Note: radiation damping is taken into account for cylindrical elements through the inclusion of the MacCamy-Fuchs theory (see MacCamy et al. (1954))
5 Other sources of damping
Other sources of damping such as soil damping (dissipation of kinetics energy through heat due to friction in the soil) or damping devices (such as tuned mass dampers) can be added by adding damping loads on the support structure in the text input file (see Keywords - damping loads).
6 Relative contribution of sources of damping
In this section, we compare the importance of different sources of damping by performing a decay test on the default offshore template. For this, we lock the main bearing and we apply a load of 1 MN on the node at the top of the tower. The wind speed is 11.4 m.s^{-1}. After the transients have died out, the load is released and the time series of the displacement of this node is analyzed.
Note: because the load is applied at the highest node of the tower, most of the response of the structure occurs in its first mode. Therefore, all damping ratios given in this section refer to the first mode, even though some higher mode response is present.
The figure below shows the decay of the displacement for a case with no damping at all (i.e. no numerical damping, no Rayleigh damping, aerodynamic and hydrodynamic loads turned off). As can be seen from the graphs, adding numerical damping only slighty increases the damping, giving a damping ratio lower than 0.1%. This is expected, since, as mentionned previously, numerical damping affects mostly high frequencies.

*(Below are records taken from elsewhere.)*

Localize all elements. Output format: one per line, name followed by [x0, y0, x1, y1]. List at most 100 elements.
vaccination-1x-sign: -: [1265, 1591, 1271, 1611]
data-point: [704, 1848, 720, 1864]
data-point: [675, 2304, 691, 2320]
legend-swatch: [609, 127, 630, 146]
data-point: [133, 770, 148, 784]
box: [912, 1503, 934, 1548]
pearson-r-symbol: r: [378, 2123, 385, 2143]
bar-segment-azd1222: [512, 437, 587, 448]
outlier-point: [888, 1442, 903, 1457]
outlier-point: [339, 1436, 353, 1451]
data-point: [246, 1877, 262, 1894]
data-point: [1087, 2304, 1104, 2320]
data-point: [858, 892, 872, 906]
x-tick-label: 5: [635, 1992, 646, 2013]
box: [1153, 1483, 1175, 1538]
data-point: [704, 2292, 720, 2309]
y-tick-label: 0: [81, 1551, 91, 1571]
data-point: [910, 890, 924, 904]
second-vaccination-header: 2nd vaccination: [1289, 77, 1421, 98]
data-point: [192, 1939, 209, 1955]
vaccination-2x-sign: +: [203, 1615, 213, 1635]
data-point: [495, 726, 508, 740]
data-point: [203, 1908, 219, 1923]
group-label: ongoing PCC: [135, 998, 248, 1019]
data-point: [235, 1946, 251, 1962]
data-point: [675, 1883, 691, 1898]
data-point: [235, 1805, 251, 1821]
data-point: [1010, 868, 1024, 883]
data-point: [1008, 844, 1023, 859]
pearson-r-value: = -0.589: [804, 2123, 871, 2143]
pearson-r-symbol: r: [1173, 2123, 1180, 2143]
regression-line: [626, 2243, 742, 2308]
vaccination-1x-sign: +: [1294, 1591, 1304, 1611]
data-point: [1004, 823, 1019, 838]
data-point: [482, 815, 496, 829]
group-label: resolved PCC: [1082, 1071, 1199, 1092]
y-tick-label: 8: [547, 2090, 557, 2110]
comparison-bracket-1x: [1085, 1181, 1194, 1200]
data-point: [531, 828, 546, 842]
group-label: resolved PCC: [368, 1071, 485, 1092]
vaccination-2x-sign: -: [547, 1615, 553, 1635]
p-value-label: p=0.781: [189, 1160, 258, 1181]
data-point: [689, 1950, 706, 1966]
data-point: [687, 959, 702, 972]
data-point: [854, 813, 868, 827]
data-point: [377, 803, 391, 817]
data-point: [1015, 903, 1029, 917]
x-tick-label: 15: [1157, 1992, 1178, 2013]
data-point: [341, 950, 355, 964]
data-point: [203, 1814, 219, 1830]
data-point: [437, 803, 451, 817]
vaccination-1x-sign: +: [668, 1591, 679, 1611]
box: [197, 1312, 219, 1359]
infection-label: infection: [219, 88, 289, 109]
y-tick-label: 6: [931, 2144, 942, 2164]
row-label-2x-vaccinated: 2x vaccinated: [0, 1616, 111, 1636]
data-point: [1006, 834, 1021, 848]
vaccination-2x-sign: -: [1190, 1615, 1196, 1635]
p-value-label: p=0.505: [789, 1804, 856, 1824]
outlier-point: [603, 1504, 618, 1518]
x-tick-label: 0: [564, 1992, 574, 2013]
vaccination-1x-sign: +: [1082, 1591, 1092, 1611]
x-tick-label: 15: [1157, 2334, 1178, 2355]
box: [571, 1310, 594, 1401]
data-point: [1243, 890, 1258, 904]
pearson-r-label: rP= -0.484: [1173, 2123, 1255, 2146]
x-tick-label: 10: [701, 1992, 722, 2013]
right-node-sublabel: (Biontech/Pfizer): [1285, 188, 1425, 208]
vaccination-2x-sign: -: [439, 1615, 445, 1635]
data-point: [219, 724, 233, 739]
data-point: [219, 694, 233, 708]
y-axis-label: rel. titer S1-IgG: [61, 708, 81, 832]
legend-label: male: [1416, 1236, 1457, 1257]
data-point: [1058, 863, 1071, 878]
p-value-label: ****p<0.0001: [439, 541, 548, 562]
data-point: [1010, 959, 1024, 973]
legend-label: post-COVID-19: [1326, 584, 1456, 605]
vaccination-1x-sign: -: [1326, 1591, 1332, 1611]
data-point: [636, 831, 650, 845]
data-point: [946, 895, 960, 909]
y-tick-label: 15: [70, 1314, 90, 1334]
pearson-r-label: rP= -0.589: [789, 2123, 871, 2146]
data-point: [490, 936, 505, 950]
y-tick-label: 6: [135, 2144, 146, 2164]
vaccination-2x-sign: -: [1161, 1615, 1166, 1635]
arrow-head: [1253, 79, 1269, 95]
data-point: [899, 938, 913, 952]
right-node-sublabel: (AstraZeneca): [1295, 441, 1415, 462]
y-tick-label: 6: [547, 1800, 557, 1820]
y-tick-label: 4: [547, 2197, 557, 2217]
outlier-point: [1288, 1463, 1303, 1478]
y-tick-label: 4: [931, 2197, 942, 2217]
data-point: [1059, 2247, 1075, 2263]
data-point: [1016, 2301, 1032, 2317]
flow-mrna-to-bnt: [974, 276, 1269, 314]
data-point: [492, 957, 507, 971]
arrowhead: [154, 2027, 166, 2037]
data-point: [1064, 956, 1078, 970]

The following figure shows the decay test performed for the No damping case and a case with Rayleigh Stiffness proportional only damping. For the latter, the stiffness damping coefficient is set so that the damping ratio at the first natural period of the system, i.e. 3.67 s, is 1%.
This figure shows how damping slightly decreases the eigenperiod of the system. This can be found for example in
The following figure shows the influence of aerodynamic damping under the aforementioned conditions (i.e. locked rotor and wind speed of 11.4 m.s^{-1}). For this test, the aerodynamic loads are turned on.
This figure shows the importance of aerodynamic damping, which here produces a damping ratio at the first eigenperiod of about 1.2%.
Note: for the case with wind loads, the displacement tends to a non-zero value. This residual displacement is due to the aerodynamic thrust on the rotor.
The aerodynamic damping is very dependent on the wind speed and on the operational conditions of the turbine. In the following figure, we compare the aerodynamic damping for a locked rotor for three different situations:
- a wind speed of 11.4 m.s^{-1}
- a wind speed of 11.4 m.s^{-1}, but with the blades pitched to feather (typically used to reduce the aerodynamic loads in storm conditions)
- a wind speed of 20 m.s-1
This figure shows that the aerodynamic damping is significantly reduced when the blades are pitched (here the damping ratio is about 0.15% for the first mode). This is expected, since the reason for pitching the blades is to reduce the influence aerodynamic load.
It can also be seen that the aerodynamic damping is larger at higher wind speeds (in this case, 2.1% at 20 m.s^{-1} vs 1.2% at 11.4 m.s^{-1})
The last figure compares the situation where the rotor is locked and the normal operational conditions, which at 11.4 m.s^{-1} correspond to the rotor rotating at about 12.1 RPM.
In the case of a rotating rotor, the aerodynamic damping is much larger than for all other cases. However, it is not straighforward to estimate the damping ratio, since a many modes of the structure come into play. An average of the logarithmic decrement over the first 3 oscillations gives a damping ratio of 17% for the first mode. The following table sum up the findings of this section:
Damping case | Numerical | Rayleigh | Aero at 11.4 m.s-1 | Aero at 11.4 m.s-1 with pitched blades | Aero at 20 m.s-1 | Aero with rotating rotor |
Damping ratio | < 0.1% | 1% | 1.2% | 0.15% | 2.1% | 17% |
This section shows that in operational conditions, aerodynamic damping is largely dominant over other sources of damping. However, when the turbine is parked or idling (i..e with its blades pitched to feather to reduce the aerodynamic loads), the aerodynamic damping is drastically reduced, in which case it is important to have Rayleigh damping.